Interest Rates 101- Series 4

June 23, 2014 12:20PM CDT

If you missed Interest Rates 101 Series 12, or 3 – please click the respective links.

Most investors and traders care about future interest rates, but none more than future traders of stock index futures, interest rate futures, and currency futures. If you are considering a trade in any of these markets, you must ask yourself, “Do I think interest rates will rise in the future?” If the answer is “yes” then you probably want to avoid being long interest rate futures, or have some information between prevailing interest rates and yield duration (maturity) from short-term to long-term maturity rates.

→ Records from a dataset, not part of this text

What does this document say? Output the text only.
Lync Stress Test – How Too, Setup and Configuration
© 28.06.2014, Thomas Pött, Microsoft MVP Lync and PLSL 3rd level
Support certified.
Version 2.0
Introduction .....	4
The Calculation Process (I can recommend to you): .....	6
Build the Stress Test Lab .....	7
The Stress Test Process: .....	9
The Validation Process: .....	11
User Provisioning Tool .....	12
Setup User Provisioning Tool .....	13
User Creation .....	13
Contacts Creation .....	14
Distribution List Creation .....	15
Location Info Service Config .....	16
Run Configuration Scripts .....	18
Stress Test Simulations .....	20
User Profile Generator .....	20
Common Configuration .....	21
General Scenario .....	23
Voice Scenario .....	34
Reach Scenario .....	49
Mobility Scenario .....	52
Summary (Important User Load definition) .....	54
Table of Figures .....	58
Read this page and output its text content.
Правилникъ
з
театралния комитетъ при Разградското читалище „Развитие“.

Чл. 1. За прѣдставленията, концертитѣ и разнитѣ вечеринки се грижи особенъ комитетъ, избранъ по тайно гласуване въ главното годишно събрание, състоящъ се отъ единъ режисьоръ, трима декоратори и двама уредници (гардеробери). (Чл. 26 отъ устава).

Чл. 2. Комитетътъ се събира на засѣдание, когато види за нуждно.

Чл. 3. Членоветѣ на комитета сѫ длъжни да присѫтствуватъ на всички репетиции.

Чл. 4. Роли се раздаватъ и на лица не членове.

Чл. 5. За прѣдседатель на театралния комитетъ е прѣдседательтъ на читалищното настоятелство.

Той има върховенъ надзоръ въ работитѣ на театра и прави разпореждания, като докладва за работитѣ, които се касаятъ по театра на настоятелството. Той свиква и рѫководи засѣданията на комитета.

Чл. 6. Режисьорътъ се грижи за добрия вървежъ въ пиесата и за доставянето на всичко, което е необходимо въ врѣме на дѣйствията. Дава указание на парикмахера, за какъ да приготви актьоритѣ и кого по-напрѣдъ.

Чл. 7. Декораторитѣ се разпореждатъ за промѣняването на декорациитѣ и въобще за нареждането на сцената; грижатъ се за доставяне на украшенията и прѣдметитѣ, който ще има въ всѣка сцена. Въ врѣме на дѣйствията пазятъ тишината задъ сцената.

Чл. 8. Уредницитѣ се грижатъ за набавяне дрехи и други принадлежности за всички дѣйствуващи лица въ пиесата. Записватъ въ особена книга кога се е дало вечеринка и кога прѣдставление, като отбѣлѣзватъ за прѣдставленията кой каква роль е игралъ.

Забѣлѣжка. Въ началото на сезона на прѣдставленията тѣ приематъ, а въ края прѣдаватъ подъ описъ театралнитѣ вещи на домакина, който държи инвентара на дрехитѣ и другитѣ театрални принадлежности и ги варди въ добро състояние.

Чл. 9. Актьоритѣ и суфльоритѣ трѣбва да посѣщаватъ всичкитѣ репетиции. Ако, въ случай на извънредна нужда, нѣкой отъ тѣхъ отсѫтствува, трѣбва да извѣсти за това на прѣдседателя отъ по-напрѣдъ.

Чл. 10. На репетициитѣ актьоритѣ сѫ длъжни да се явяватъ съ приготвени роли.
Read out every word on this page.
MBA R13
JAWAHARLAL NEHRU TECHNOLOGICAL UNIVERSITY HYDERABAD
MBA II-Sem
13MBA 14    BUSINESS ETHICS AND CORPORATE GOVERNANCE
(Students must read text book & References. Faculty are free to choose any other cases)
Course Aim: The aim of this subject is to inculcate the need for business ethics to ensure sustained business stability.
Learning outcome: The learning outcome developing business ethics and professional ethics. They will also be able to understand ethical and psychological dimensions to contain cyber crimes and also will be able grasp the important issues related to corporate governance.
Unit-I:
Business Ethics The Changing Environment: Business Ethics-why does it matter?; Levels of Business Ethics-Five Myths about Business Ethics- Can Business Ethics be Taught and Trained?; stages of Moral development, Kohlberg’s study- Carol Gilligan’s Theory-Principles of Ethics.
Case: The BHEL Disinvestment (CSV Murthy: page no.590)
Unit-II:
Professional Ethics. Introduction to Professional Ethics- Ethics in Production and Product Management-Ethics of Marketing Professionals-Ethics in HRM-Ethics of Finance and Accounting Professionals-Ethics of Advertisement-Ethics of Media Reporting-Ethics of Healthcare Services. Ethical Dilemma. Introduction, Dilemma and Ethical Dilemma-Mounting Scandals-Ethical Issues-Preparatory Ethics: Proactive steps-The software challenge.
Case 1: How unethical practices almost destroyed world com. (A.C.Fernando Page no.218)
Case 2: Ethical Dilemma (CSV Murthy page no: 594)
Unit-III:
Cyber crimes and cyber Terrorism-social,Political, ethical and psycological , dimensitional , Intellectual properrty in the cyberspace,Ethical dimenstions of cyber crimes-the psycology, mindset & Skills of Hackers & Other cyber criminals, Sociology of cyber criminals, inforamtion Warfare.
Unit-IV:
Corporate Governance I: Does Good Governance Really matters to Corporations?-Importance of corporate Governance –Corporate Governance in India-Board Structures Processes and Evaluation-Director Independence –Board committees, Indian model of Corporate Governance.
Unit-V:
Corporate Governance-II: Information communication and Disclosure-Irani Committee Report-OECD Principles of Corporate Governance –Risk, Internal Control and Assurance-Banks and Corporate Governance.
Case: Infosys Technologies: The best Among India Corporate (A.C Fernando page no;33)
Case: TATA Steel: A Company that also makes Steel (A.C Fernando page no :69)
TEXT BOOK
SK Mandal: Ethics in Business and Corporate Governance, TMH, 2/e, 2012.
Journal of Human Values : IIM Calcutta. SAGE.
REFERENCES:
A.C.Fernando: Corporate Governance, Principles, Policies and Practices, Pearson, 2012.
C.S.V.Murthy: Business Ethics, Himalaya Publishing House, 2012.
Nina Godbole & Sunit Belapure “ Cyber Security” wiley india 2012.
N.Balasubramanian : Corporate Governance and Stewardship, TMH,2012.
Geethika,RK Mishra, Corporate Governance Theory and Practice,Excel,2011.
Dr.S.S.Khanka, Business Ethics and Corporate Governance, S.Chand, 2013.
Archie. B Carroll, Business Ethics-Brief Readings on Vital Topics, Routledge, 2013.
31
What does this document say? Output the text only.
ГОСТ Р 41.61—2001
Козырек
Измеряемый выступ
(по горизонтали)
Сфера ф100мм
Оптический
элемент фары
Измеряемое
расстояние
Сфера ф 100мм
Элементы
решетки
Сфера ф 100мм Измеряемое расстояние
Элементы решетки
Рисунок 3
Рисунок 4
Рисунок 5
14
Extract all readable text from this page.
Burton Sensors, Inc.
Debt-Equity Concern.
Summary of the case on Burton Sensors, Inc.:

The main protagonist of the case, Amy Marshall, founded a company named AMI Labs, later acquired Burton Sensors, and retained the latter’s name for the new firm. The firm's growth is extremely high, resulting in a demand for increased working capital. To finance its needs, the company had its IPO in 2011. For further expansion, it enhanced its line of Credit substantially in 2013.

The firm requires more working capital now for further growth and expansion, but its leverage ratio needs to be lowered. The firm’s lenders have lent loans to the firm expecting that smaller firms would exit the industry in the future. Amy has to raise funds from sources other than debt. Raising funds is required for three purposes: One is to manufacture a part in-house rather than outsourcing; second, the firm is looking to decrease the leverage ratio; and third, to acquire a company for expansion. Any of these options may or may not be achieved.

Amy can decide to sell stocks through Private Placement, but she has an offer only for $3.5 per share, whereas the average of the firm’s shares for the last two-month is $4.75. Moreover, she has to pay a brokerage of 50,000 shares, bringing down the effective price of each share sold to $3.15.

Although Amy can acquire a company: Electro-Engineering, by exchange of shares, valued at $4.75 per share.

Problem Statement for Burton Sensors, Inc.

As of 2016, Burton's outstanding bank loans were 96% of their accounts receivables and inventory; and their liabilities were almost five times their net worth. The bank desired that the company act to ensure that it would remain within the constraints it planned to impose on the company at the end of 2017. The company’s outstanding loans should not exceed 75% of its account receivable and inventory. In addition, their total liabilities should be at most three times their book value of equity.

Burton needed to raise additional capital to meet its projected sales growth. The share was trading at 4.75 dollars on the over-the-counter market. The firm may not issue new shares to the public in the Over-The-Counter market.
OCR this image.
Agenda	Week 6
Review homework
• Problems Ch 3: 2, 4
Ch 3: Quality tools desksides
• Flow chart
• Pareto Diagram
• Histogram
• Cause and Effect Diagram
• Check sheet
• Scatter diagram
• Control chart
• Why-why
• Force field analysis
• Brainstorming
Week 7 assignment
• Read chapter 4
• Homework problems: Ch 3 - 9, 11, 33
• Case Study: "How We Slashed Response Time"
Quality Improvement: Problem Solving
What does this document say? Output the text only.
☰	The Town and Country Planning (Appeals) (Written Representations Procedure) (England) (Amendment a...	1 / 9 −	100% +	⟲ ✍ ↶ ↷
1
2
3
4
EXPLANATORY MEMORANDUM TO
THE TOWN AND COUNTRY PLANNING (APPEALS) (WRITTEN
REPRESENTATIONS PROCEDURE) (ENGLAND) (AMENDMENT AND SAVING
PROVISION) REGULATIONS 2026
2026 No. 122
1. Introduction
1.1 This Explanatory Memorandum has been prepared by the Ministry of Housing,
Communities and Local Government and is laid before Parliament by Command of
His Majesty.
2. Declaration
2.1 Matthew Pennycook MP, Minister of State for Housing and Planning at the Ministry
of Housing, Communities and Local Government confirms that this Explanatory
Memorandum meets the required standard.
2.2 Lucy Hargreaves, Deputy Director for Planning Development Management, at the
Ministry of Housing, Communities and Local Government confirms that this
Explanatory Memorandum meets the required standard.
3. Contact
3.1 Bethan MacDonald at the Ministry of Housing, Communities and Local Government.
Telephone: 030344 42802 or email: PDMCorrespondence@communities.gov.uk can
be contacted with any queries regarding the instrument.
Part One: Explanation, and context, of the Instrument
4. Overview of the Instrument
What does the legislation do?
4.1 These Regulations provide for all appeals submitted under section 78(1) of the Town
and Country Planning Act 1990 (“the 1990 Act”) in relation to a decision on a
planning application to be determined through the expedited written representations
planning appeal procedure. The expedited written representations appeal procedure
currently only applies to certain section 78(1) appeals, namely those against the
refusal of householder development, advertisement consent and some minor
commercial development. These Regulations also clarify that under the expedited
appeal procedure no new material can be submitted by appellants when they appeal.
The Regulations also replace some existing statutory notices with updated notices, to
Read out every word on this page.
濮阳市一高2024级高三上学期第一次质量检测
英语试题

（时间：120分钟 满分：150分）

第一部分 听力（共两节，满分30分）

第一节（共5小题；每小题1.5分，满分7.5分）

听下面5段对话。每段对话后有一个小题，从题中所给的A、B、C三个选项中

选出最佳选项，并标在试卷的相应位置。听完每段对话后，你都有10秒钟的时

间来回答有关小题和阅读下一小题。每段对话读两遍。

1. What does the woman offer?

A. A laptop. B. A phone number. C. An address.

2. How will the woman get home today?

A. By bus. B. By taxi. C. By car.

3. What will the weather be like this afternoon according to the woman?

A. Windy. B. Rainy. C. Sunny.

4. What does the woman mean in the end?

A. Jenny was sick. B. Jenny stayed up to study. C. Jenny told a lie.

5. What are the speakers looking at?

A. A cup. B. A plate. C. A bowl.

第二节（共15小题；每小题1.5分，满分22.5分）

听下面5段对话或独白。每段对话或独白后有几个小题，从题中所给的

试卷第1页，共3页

Demand Phenomenon - Inflation

If we assume that borrowers of U.S. debt expect a given real return, then an increase in expected inflation will increase the normal interest rate (the nominal yield = real yield + inflation). Inflation also explains why short-term rates move more rapidly than long-term rates. When the Fed raises short-term rates, long-term rates should increase to reflect the expectation of higher future short-term rates; however, this increase is mitigated by lower inflation expectations as higher short-term rates also should predict lower inflation (as the Fed sells/supplies more short-term Treasuries, it collects money, and “tightens” the money supply).

Fundamental Economics

The factors that create demand for Treasuries include economic growth, competitive currencies, and hedging opportunities. Just remember: anything that increases the demand for long-term Treasury bonds puts downward pressure on interest rates (higher demand = higher price = lower yield or interest rates) and less demand for bonds tends to put upward pressure on interest rates. A stronger U.S. economy tends to make corporate (private) debt more attractive than government debt, decreasing demand for U.S. debt and raising rates. A weaker economy, on the other hand, promotes a “flight to quality,” increasing the demand for Treasuries, which creates lower yields. It is sometimes assumed that a strong economy will automatically prompt the Fed to raise short-term rates, but not necessarily. Only when growth translates or “overheats” into higher prices is the Fed likely to raise rates.

Conclusion for Series 1, 2, 3, and 4

We have covered some of the key traditional factors associated with interest rate movements. On the supply side, monetary policy determines how much government debt and money are supplied into the economy. On the demand side, inflation expectations are the key factor. However, we have also discussed other important influences on interest rates, including: fiscal policy (that is, how much does the government need to borrow?) and other demand-related factors such as economic growth and competitive currencies. We've suggested these other factors are constantly shifting, but two important questions to ask are: “Does fiscal policy create too much supply?” and “Will the demand for U.S. denominated debt keep pace in the global market?”

There have been entire volumes of textbooks written on interest rates, this report just scratches the surface. Futures trading is one of those fields where everyone has a different theory on what works and what doesn't. If we can leave you with one last tip, it is to back test whatever strategy you decide to pursue. Back testing means looking back at several years' worth of charts to see how a particular futures contract reacts. Different futures markets do different.